I can see where that impulse comes from; it sure sounds like a nice world where we all - from product management to development to test to support - know what we're going to do and then do it and then go home and have a nice supper. News flash:
It's not going to happen.
This idea of preplanning is at best idealistic. It can also be dangerous, since it leaves you without the ability to handle changes after that early detailed planning. In the real world, you can expect to see some or all of the following:
- Some behavior that is entirely correct according to the requirements but has an odd consequence.
- Use cases in the field that you never imagined and that want something just a bit different than the requirements you specified.
- Requirements that seem detailed but leave out some point of clarity that doesn't get noticed until development or until test.
- Requirements that change due to some late-breaking information.
- Requirements that someone thought was going to satisfy a customer's need but don't quite actually do so.

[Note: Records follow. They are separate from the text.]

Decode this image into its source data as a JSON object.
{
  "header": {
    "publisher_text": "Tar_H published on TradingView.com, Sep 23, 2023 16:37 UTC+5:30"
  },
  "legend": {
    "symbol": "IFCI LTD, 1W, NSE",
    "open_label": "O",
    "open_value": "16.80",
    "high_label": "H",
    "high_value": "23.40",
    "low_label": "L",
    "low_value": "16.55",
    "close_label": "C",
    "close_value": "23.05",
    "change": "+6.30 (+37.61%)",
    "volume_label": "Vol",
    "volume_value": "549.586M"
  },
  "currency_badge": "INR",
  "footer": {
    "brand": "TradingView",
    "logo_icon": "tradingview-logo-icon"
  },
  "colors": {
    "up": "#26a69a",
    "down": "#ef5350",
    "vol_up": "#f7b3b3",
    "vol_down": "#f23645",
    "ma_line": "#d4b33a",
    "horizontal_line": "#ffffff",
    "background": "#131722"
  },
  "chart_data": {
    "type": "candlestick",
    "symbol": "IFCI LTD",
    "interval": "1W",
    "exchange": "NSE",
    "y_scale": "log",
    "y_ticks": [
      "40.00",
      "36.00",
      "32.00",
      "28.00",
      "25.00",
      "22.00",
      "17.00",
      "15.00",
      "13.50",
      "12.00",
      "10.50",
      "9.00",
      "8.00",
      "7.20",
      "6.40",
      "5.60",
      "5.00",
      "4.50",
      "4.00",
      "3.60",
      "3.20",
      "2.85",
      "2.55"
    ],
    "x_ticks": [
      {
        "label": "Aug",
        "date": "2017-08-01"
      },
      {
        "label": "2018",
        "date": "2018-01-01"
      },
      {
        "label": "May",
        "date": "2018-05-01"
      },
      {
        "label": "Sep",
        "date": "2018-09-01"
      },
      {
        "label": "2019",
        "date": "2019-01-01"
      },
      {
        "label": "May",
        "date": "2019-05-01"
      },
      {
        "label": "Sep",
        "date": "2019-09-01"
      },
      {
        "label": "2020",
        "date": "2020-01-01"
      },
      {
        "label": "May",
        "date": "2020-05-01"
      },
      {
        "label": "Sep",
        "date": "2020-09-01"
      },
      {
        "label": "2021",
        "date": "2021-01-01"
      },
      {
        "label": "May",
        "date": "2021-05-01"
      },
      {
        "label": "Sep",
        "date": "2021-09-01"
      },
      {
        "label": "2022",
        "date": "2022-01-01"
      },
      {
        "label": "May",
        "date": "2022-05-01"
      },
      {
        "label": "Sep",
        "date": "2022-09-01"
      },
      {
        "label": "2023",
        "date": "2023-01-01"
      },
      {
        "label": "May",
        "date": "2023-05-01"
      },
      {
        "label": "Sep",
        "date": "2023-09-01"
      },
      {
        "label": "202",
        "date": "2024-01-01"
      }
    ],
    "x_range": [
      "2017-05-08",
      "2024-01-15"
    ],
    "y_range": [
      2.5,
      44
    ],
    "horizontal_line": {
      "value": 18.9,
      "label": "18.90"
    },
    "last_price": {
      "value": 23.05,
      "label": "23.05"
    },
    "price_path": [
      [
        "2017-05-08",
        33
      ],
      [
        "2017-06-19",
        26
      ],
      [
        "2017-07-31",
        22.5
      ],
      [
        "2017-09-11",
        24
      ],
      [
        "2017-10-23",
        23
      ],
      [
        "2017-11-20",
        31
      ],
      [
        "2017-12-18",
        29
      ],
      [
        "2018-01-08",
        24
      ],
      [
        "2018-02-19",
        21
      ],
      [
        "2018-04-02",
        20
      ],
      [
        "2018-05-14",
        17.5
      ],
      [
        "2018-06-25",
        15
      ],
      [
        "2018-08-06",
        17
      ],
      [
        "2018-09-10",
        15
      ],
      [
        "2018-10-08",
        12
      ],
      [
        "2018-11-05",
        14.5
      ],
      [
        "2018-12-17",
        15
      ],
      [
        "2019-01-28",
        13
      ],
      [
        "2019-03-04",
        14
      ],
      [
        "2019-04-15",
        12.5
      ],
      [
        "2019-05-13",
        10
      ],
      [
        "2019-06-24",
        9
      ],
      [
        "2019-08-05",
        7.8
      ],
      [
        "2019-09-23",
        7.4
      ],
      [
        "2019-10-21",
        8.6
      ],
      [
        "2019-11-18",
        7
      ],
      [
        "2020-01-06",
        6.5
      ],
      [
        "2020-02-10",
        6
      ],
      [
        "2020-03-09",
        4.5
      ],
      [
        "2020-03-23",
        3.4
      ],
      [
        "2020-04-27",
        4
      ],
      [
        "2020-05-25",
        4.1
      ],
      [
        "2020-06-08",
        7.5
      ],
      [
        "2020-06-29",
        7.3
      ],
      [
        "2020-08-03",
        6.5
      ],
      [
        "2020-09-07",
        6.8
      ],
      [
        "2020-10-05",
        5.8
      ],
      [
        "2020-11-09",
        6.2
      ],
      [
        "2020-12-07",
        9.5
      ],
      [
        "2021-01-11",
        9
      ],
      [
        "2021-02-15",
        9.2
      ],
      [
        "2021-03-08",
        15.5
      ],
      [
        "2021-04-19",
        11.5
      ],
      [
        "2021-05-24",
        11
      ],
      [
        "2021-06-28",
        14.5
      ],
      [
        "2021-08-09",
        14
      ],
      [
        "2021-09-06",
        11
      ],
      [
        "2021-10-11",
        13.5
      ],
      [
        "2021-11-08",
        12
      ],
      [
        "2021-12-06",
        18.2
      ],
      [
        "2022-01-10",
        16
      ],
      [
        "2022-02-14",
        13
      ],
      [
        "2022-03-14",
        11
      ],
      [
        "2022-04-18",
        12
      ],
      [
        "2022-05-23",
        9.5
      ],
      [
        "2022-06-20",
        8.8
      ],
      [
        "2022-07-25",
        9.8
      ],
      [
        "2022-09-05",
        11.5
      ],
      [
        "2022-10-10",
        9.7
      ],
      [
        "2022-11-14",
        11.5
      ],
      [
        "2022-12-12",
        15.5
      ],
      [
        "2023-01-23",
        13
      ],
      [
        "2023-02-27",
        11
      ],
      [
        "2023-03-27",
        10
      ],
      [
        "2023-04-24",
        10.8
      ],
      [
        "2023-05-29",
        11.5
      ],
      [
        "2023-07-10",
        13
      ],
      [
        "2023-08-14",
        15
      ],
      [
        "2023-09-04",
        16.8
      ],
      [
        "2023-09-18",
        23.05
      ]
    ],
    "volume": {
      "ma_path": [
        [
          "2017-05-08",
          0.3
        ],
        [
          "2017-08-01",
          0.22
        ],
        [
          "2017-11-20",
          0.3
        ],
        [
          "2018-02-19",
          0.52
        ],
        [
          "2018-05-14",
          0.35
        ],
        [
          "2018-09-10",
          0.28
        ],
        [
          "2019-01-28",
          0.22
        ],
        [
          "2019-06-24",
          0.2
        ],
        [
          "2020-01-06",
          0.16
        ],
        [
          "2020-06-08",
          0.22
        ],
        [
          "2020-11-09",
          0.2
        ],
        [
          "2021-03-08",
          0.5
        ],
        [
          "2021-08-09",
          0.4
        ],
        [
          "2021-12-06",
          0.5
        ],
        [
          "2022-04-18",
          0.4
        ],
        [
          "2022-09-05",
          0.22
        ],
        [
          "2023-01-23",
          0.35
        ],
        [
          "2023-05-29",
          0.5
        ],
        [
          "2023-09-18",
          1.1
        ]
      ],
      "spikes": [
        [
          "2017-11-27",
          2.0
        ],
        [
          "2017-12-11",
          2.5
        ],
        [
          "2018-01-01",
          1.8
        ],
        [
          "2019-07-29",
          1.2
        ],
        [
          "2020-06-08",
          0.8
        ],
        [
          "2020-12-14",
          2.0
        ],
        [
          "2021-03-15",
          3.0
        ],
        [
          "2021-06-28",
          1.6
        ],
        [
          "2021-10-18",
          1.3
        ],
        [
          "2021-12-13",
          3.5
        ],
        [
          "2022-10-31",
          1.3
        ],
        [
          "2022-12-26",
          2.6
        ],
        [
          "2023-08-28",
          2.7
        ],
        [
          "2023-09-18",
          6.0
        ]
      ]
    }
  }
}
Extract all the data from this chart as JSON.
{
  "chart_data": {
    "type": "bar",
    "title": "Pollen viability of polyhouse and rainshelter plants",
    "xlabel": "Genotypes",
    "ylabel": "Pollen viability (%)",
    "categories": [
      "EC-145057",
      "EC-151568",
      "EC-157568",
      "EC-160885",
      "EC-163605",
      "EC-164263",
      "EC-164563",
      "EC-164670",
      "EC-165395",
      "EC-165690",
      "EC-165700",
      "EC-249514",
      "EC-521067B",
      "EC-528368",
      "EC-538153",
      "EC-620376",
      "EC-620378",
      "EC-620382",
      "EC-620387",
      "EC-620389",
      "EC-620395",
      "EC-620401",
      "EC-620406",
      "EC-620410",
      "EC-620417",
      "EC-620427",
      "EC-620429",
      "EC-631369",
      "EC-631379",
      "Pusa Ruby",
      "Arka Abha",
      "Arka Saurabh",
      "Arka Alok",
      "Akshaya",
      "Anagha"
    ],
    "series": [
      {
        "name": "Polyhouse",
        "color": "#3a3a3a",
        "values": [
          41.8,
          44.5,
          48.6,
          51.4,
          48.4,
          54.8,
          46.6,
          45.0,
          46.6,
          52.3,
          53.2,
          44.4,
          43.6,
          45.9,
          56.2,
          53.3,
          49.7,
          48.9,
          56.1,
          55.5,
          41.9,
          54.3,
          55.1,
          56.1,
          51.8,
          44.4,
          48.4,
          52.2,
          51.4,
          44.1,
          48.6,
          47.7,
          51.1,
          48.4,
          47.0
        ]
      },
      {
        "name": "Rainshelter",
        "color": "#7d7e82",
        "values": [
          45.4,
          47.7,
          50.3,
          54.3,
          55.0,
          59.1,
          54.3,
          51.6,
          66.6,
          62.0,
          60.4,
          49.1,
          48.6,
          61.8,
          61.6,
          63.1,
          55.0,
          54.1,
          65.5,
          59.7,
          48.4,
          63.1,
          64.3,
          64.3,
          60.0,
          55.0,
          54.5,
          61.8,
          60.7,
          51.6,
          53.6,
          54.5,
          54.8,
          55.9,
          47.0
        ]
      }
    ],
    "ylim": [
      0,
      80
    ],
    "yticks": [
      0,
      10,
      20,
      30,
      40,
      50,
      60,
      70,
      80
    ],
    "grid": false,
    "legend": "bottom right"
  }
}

All of these add up to two things: you will need to resolve ambiguity, and you will need to handle change in requirements. Fortunately, there are simple things you can do here:
- Communicate. Make sure there is a project meeting including everyone from product management to support at least once a week where you can talk through ambiguities and changes. Don't be shy about talking with other disciplines outside this meeting, too.
- Give Yourself Some Space. Changes and ambiguities generally mean re-testing or expanding your tests. Give yourself a little padding time for that.
- Test Use, Not Requirements. Make sure you test based on customer use cases in rather than the requirements that are derived from those cases. Requirements can be tested directly, but users ultimately care about how the system works as a whole more than about a single requirement.